Я. Каким же образом я одинок, когда у меня есть жена?
Она. Что ж, разве твоя жена все понимает, чем ты, как умный человек, можешь поскорбеть и поболеть?
Я. Я женой моею счастлив и люблю ее.
Она. Любишь? Но ты ее любишь сердцем, а помыслами души все-таки одинок стоишь. Не жалей меня, что я одинока: всяк брат, кто в семье дальше братнего носа смотрит, и между своими одиноким себя увидит. У меня тоже сын есть, но уж я его третий год не видала, знать ему скучно со мною.
Я. Где же теперь ваш сын?
Она. В Польше мой сын, полком командует.
Я. Это доблестное дело врагов отчизны смирять.
Она. Не знаю я, сколько в этом доблести, что мы с этими полячишками о сю пору возимся, а по-моему, вдвое больше в этом мел еды[38].

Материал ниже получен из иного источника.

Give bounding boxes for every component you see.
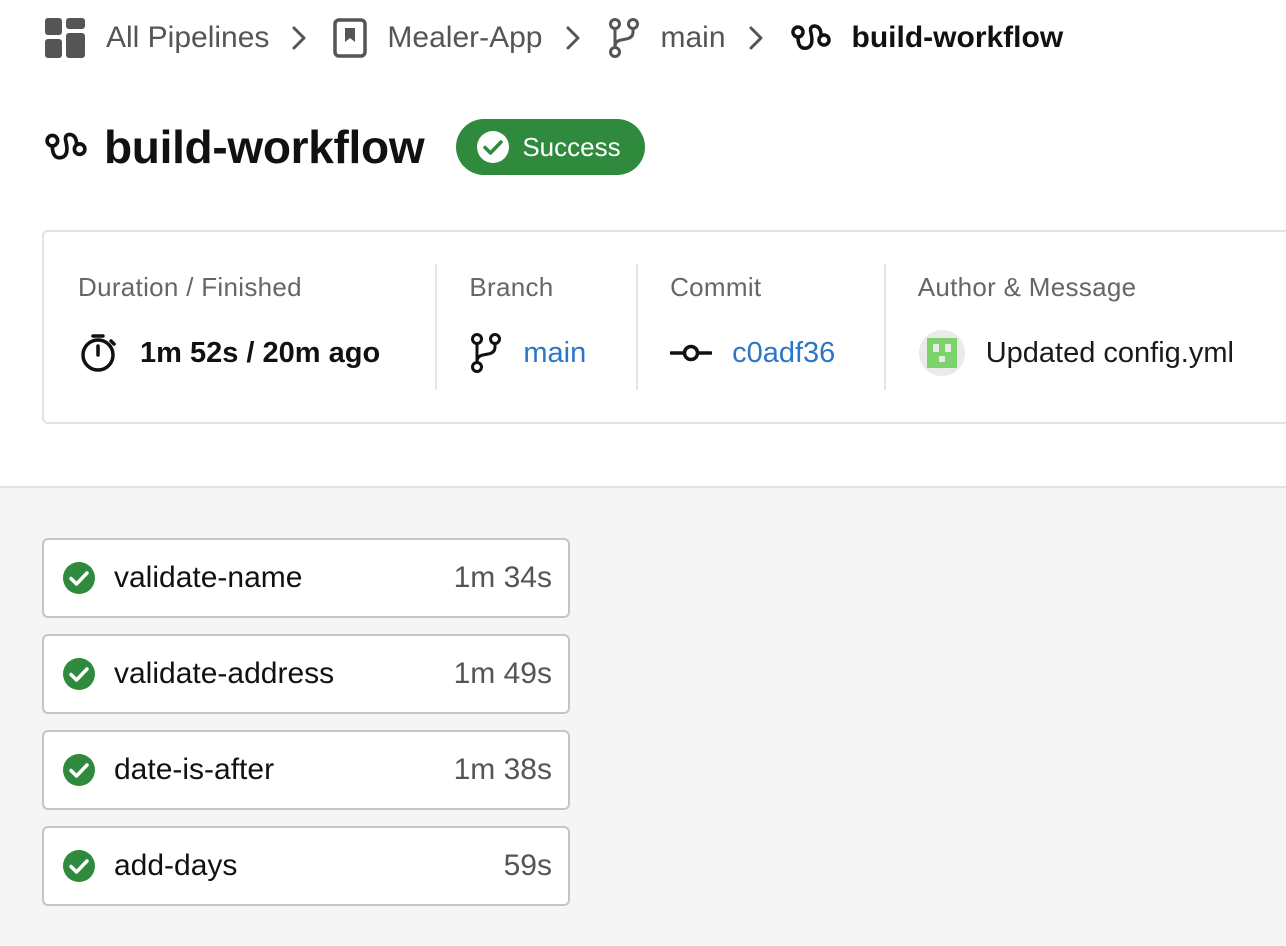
workflow-icon	[44, 131, 88, 163]
commit-label: Commit	[670, 272, 762, 302]
breadcrumb-branch[interactable]: main	[607, 17, 726, 59]
breadcrumb-all-pipelines[interactable]: All Pipelines	[44, 17, 269, 59]
project-bookmark-icon	[333, 18, 368, 58]
breadcrumb-workflow: build-workflow	[790, 21, 1064, 55]
pipeline-details-card: Duration / Finished 1m 52s / 20m ago Bra…	[42, 230, 1286, 424]
author-avatar	[918, 329, 966, 377]
commit-message: Updated config.yml	[985, 336, 1234, 369]
author-label: Author & Message	[917, 272, 1137, 302]
stopwatch-icon	[78, 332, 120, 374]
check-circle-icon	[62, 753, 96, 787]
job-name: date-is-after	[114, 753, 275, 786]
job-name: add-days	[114, 849, 238, 882]
job-duration: 1m 38s	[453, 753, 552, 786]
job-card[interactable]: validate-address 1m 49s	[42, 634, 570, 714]
status-badge: Success	[456, 119, 645, 175]
breadcrumb-project[interactable]: Mealer-App	[333, 18, 543, 58]
author-section: Author & Message Updated config.yml	[883, 232, 1286, 422]
check-circle-icon	[62, 849, 96, 883]
check-circle-icon	[62, 561, 96, 595]
chevron-right-icon	[565, 25, 581, 51]
jobs-panel: validate-name 1m 34s validate-address 1m…	[0, 486, 1286, 946]
job-duration: 1m 34s	[453, 561, 552, 594]
chevron-right-icon	[291, 25, 307, 51]
job-card[interactable]: add-days 59s	[42, 826, 570, 906]
job-name: validate-address	[114, 657, 335, 690]
breadcrumb: All Pipelines Mealer-App main build-work…	[44, 16, 1063, 60]
commit-link[interactable]: c0adf36	[732, 337, 835, 370]
page-title: build-workflow	[104, 121, 425, 173]
duration-section: Duration / Finished 1m 52s / 20m ago	[44, 232, 435, 422]
duration-label: Duration / Finished	[78, 272, 302, 302]
duration-value: 1m 52s / 20m ago	[140, 336, 381, 369]
dashboard-grid-icon	[44, 17, 86, 59]
branch-section: Branch main	[435, 232, 636, 422]
branch-label: Branch	[469, 272, 554, 302]
status-label: Success	[522, 131, 621, 162]
chevron-right-icon	[748, 25, 764, 51]
git-branch-icon	[469, 332, 503, 374]
check-circle-icon	[62, 657, 96, 691]
workflow-icon	[790, 23, 832, 53]
breadcrumb-label: main	[660, 21, 726, 54]
breadcrumb-label: Mealer-App	[387, 21, 543, 54]
job-name: validate-name	[114, 561, 303, 594]
breadcrumb-label: All Pipelines	[106, 21, 270, 54]
job-card[interactable]: validate-name 1m 34s	[42, 538, 570, 618]
check-circle-icon	[476, 130, 510, 164]
page-header: build-workflow Success	[44, 112, 645, 182]
git-commit-icon	[670, 343, 713, 363]
git-branch-icon	[607, 17, 641, 59]
job-duration: 59s	[503, 849, 552, 882]
commit-section: Commit c0adf36	[636, 232, 884, 422]
job-duration: 1m 49s	[453, 657, 552, 690]
job-card[interactable]: date-is-after 1m 38s	[42, 730, 570, 810]
branch-link[interactable]: main	[523, 337, 586, 370]
breadcrumb-label: build-workflow	[851, 21, 1064, 54]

Я. Справимся-с, придет время.
Она. Никогда оно не придет, потому что оно уж ушло, а мы все как кулик в болоте стояли: и нос долог и хвост долог: нос вытащим – хвост завязнет, хвост вытащим – нос завязнет. Перекачиваемся да дураков тешим: то поляков нагайками потчуем, то у их хитрых полячек ручки целуем; это грешно и мерзко так людей портить.
– А все же, – говорю, – войска наши там по крайней мере удерживают поляков, чтоб они нам не вредили.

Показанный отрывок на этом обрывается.